How does addition work in floating-point for this case:

In [6]: np.finfo(np.float64).max + 1
Out[6]: 1.7976931348623157e+308

Why is there no overflow raised?

Solution

Overview

Exceptions mean something exceptional has occurred, meaning something has not worked normally. When normal floating-point rounding occurs, there is no exception.

Floating-point arithmetic is normally rounded. When we add a very small number to, say, 2.125, the result is 2.125 (using the default rounding method of round-to-nearest, ties-to-even).

When we add one to the maximum representable finite number, rounding would produce the maximum representable finite number even if we could represent further finite numbers beyond that. So there is no exception here: The arithmetic and the rounding have worked the way floating-point arithmetic normally do.

An overflow exception occurs when rounding produces an infinite result that would not have occurred without rounding. (Sometimes an infinite result is the correct result without rounding, as when we start with infinity and add one. In this case, there is no overflow because the arithmetic has worked normally, giving a correct result.)

Details

Floating-point arithmetic is specified to produce a result as if two steps were performed:

Calculate the infinitely precise mathematical result (as with ordinary real-number arithmetic).
Round that result to a value representable in the floating-point format using a specified method (most often a default of round-to-nearest with ties-to-even).

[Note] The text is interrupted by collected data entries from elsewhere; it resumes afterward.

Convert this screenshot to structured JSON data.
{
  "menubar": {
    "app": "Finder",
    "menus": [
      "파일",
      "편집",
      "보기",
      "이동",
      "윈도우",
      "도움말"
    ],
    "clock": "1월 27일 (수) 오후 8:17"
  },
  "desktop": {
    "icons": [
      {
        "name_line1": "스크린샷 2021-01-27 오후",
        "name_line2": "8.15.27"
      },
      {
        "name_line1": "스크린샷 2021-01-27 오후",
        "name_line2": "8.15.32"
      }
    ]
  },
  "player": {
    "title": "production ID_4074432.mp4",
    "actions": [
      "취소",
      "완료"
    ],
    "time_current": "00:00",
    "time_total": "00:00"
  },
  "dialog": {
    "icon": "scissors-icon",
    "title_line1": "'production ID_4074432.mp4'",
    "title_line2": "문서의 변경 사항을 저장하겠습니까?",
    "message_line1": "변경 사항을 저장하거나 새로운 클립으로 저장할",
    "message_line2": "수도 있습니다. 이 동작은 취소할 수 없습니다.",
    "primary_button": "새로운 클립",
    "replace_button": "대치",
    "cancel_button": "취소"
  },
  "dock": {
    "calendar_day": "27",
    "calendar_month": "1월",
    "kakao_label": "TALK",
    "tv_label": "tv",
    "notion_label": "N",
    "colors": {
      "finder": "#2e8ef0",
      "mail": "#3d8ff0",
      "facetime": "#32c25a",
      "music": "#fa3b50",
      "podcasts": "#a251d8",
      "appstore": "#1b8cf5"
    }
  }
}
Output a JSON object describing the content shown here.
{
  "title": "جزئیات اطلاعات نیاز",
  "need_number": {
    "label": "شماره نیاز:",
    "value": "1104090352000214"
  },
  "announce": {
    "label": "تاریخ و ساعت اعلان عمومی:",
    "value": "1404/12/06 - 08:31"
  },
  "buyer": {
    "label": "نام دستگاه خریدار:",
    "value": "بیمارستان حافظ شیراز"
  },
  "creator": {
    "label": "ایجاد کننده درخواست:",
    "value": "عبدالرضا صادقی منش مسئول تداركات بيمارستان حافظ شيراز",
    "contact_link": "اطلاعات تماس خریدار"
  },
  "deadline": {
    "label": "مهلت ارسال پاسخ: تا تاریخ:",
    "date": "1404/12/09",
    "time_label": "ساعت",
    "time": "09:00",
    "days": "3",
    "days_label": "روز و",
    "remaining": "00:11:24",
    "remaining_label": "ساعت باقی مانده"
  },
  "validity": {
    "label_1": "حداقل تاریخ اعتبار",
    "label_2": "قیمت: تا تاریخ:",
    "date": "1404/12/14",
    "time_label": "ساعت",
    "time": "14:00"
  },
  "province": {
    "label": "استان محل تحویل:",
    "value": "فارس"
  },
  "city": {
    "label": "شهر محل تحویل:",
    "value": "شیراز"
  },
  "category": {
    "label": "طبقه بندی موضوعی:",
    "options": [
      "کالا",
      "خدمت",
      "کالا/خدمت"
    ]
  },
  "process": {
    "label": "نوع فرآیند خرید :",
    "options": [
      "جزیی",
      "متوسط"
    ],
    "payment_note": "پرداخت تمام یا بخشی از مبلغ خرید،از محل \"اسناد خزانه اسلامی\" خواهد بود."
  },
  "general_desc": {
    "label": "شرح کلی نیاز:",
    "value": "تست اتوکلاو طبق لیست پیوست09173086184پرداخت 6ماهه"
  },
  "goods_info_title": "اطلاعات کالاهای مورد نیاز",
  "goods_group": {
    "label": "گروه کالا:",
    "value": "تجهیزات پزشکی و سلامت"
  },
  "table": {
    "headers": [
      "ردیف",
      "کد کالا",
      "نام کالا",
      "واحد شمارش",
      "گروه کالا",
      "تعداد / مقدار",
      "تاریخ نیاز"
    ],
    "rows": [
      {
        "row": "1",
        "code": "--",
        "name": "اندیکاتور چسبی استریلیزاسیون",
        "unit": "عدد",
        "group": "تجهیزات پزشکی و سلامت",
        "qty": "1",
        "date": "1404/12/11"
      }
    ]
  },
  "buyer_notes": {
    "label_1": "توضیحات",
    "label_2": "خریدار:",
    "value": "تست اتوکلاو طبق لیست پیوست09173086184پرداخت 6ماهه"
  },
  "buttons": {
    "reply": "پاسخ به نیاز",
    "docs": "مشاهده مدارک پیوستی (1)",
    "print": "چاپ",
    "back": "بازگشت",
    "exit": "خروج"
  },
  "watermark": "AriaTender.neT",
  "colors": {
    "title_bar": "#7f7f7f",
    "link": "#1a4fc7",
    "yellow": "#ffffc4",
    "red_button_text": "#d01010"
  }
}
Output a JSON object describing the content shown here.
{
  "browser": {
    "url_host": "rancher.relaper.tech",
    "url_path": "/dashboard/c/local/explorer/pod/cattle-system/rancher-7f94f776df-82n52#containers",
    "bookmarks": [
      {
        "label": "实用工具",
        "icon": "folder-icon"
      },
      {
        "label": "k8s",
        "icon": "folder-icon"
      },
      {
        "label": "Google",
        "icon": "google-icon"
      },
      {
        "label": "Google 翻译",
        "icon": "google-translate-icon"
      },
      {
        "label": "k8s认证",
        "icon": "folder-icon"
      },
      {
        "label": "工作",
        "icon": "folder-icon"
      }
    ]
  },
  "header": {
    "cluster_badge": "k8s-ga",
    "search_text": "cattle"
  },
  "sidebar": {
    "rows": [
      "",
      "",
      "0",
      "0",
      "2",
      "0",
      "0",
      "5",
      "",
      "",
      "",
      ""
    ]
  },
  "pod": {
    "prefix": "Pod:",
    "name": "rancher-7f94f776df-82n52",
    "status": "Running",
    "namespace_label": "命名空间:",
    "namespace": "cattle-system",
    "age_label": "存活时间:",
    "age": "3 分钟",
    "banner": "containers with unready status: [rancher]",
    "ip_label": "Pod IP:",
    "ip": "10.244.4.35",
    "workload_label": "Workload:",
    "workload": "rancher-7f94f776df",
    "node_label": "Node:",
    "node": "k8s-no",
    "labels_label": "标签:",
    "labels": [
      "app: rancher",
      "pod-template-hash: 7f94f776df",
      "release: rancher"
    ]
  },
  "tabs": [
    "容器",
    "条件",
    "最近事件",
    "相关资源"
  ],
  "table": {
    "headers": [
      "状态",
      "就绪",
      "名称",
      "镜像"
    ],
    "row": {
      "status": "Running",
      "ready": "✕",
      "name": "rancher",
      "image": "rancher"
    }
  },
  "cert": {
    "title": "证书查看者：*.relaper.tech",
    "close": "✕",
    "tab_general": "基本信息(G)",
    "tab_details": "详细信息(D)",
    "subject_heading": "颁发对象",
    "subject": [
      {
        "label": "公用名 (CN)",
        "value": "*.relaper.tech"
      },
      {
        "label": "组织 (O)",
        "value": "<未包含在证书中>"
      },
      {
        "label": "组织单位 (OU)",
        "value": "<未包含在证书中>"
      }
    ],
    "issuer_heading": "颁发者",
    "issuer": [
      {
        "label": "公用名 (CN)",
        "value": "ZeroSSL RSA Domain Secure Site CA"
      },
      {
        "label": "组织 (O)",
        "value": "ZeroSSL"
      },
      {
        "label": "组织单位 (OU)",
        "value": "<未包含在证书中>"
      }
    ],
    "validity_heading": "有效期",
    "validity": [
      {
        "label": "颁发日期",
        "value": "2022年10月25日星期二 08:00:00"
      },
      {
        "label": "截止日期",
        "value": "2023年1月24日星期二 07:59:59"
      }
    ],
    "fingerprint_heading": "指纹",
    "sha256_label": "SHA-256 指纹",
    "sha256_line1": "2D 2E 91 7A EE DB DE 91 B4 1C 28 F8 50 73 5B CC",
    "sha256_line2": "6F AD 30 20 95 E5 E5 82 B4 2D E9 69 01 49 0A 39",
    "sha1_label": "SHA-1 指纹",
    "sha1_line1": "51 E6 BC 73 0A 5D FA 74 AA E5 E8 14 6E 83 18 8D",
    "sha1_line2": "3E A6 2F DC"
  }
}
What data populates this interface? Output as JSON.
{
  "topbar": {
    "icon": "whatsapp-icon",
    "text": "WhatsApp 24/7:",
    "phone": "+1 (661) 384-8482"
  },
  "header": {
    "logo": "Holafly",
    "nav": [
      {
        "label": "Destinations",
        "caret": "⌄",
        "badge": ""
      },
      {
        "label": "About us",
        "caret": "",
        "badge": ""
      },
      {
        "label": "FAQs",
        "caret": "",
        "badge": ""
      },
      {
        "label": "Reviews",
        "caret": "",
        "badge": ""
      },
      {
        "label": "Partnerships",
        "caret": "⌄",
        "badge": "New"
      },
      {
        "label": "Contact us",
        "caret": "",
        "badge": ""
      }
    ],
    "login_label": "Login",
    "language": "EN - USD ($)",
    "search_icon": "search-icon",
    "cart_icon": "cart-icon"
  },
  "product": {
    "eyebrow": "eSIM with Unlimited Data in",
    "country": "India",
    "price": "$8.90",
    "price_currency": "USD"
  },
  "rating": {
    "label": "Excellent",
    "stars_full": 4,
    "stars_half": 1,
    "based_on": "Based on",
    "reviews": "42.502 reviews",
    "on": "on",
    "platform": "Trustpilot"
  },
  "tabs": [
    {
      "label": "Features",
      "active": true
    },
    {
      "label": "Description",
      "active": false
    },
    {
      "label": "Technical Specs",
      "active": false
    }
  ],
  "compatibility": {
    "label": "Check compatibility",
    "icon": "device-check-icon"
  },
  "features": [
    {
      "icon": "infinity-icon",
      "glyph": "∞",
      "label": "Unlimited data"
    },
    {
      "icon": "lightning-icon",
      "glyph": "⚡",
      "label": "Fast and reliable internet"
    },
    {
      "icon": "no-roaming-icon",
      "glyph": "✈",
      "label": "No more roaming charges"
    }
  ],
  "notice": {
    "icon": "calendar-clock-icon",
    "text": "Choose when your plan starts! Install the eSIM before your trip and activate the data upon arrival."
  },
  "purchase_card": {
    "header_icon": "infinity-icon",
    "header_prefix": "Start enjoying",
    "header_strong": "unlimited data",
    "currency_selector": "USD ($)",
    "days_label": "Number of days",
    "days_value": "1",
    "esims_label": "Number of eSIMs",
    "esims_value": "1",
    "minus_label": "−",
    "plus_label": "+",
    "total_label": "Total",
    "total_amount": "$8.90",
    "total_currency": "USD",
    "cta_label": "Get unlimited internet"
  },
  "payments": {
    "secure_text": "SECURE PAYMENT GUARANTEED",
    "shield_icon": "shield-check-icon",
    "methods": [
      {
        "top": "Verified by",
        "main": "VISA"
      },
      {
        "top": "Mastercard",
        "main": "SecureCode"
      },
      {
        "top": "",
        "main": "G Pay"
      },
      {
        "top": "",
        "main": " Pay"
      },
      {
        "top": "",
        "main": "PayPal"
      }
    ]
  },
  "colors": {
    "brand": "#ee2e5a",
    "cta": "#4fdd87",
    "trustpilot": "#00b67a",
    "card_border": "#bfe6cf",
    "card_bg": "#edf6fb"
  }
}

Infinity is a representable result. It is, of course, never the mathematically nearest value to a finite result. However, rounding is specified to behave as if it were done like this:

Consider all the values that would be representable if the floating-point exponent were not bounded.
Round the real-number result to one of these values using the specified method.
If the result is within the exponent bounds (a result actually representable in the format), produce it. If it is above the exponent bounds, produce an infinity (with the proper sign). (If it is below the exponent bounds, there is a potential underflow condition, not discussed further in this answer.)

For example, if our format is limited to three-decimal-digit numbers up to 999, then 999 + .4 would produce 999 because 999.4 rounds to 999. And 999 + .6 would produce infinity because 999.6 rounds to 1000, which is outside the format bounds.

Overflow is specified to occur when the real-number arithmetic result is finite but the rounded result is an infinity.

For exanple, if we add infinity and three, there is no overflow because the ordinary mathematical result is infinity, and floating-point arithmetic correctly produces that result. In the 999 + .6 case above, there is overflow because the rounded result is infinity but the real result would be finite. In the 999 + .4 case, there is no overflow because the rounded result, 999, is finite.

This is what happens in your case of adding one to the maximum representable finite number: Ordinary rounding produces a finite result, so there is no overflow.

Note that, if we select round upward (round toward +∞), then adding one to the largest representable finite value does overflow. This is because this rounding method causes infinity to be produced for the floating-point addition, and then we have an exception: The mathematical result is finite, but the floating-point result is infinite, so rounding did not work as it does normally within the finite range.